I also asked her to confirm that my visa application was put in the week after I left Paris, so at least I could estimate my arrival date. I helpfully underlined this. She responded by saying, "Hélas, I absolutely cannot give you a fixed date....there are many administrative constraints....the application procedure was begun the week you left Paris, but we have been completing your file and it will not be submitted in totality until next week." I could hardly believe what I was reading. Completing my file? What the hell did that mean? As far as I knew, the only thing she needed was ID photos, which I had gone to great lengths to get to her at 6:30 at night my last day there, walking from the headquarters buidling to the Photo Mat across the plaza, having them taken, and then walking them back to leave them at the reception desk. And if there was something missing she needed from me, why didn't she ask?
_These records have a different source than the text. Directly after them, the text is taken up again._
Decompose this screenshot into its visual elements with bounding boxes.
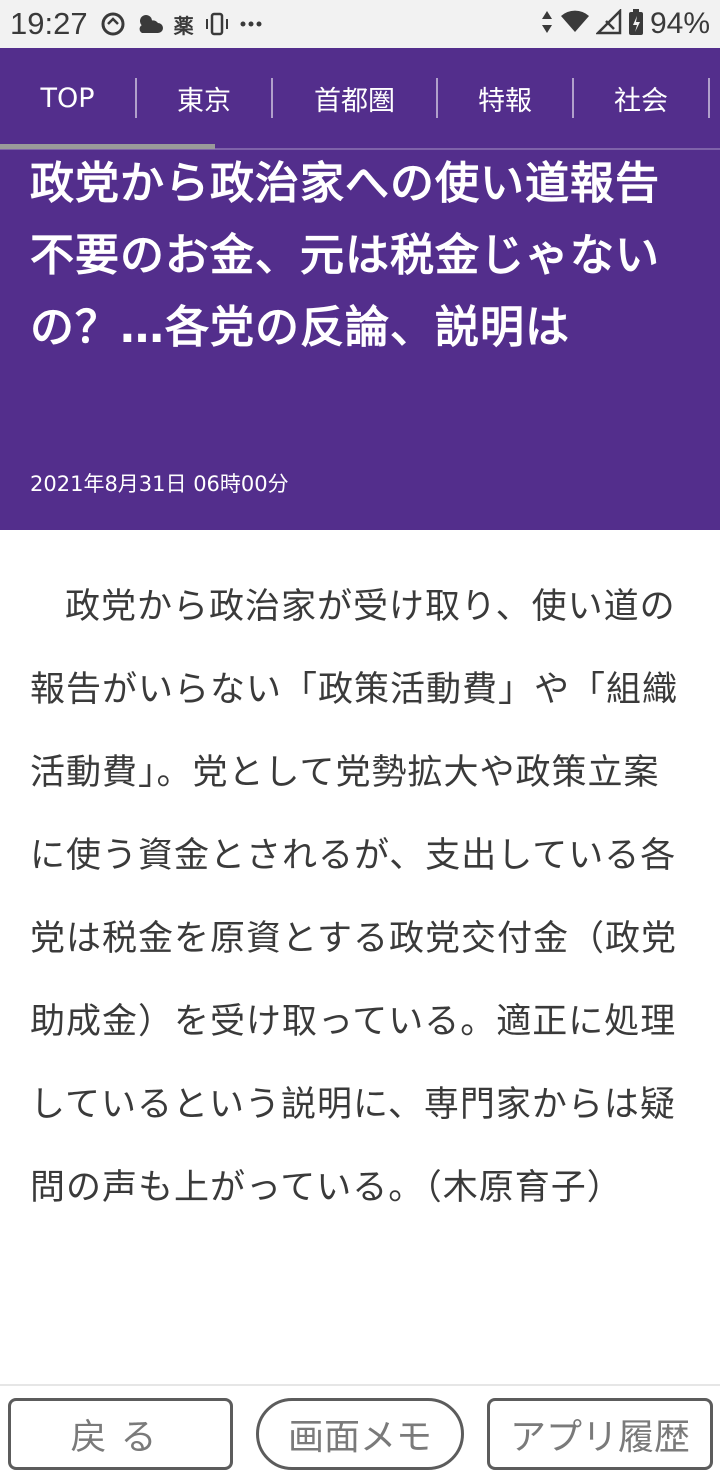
status-time: 19:27 [10,6,88,41]
weather-icon [136,11,164,37]
data-arrows-icon [540,9,554,39]
more-icon [240,19,262,29]
tab-label: 特報 [478,85,532,117]
notification-icons: 薬 [100,10,262,39]
sync-icon [100,11,126,37]
article-date: 2021年8月31日 06時00分 [30,472,289,496]
tab-label: 社会 [614,85,668,117]
article-body: 政党から政治家が受け取り、使い道の報告がいらない「政策活動費」や「組織活動費」。… [30,587,679,1208]
screen-memo-button[interactable]: 画面メモ [256,1398,464,1470]
tab-tokyo[interactable]: 東京 [137,48,271,148]
battery-percent: 94% [649,7,710,40]
phone-vibrate-icon [204,11,230,37]
tab-shakai[interactable]: 社会 [574,48,708,148]
article-header: TOP 東京 首都圏 特報 社会 政党から政治家への使い道報告不要のお金、元は税… [0,48,720,530]
tab-label: 首都圏 [314,85,395,117]
category-nav: TOP 東京 首都圏 特報 社会 [0,48,720,148]
tab-shutoken[interactable]: 首都圏 [273,48,436,148]
tab-label: TOP [40,82,95,114]
wifi-icon [560,10,590,38]
status-bar: 19:27 薬 94% [0,0,720,48]
tab-tokuho[interactable]: 特報 [438,48,572,148]
pharmacy-icon: 薬 [173,13,194,38]
article-headline: 政党から政治家への使い道報告不要のお金、元は税金じゃないの？…各党の反論、説明は [30,158,660,353]
system-status: 94% [540,7,710,41]
back-button[interactable]: 戻る [8,1398,233,1470]
nav-divider [708,78,710,118]
bottom-toolbar: 戻る 画面メモ アプリ履歴 [0,1384,720,1480]
signal-icon [594,7,622,39]
tab-top[interactable]: TOP [0,48,135,148]
app-history-button[interactable]: アプリ履歴 [487,1398,713,1470]
battery-icon [628,8,644,40]
tab-label: 東京 [177,85,231,117]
What could have possibly taken 3 weeks?
Her emails were condescending & full of high brow words, (of which a few I delighted in noticing were misspelled). She even called me impatient, by saying she "completely understood my impatience". The gall! The cojones! Les couilles!!! I was livid. Most especially because she had not done anything for three weeks, after pressuring me to no end to be there the first or second week in January. After everything I had done to get things ready so quickly.
I wrote about fifteen versions of a reply before I calmed down enough to realize that while she was highly incompetent, condescending and totally uncommunicative, I needed her. She was between me and my visa. I had to be nice. I had to play along and act as if I were the dumb American blonde she took me for. I was understanding, I was charming, I was funny and sweet - and it very nearly killed me.
The holidays came and went, and I knew Fabienne was going on her honeymoon to Tahiti. I fervently hoped all her luggage got lost and that she had to deal with difficult officials like herself. I wished her much weight gain and a few jellyfish bites. I forced myself not to email her every day, asking if she had put in my application. I checked the National Employment Agency website every other day to see if my job posting was there (the first step in the process). It never was.
Then, two weeks after New Years, I got an email from Jérôme, the poor HR sod who had been on copy of the email tirade between Fabienne and I; the mild-mannered prematurely balding chap who had helped me get a check written for the down payment on my Paris apartment. Strangely, Fabienne was not on copy. I hardly noticed, since the email was to tell me that the French Labor Department (the second step in the process) had refused my request. He told me they would file an appeal, and that he thought it would work, but that it could take up to two months. I asked a few questions, not really expecting answers, but thinking I might try. I was horribly bummed, and a little afraid the whole thing would fall apart. What would happen to my stuff if the visa got refused a second time? It was due to arrive any day in Paris. He answered as best he could, in a friendly yet professional tone.
Then, the good news. Coralie, my precious little Coralie, whose real job description I will never know, sent me a reply to an email I had sent earlier to Fabienne, saying in her au pair/intern English,
"Hi Penelope,
Could you, please, just send your e-mails to Jérôme, because Fabienne is not here anymore, she just left the Company. So, there is no point that she receives it.
Best regards,
Coralie"
I jumped for joy. I double high-fived my boss. I screamed, "Thank you, JESUS!" I danced in my rolly chair. I sent numerous elated emails, sharing my good news.
"It almost makes me believe in God," one of my friends who had been privy to the whole email exchange wrote.
"Did you voodoo that?" asked another.
I have no idea. But thank you, thank you, thank you and Puh-RAISE the Lord!
So here I am, waiting for the appeal to work. I know it will. It has to.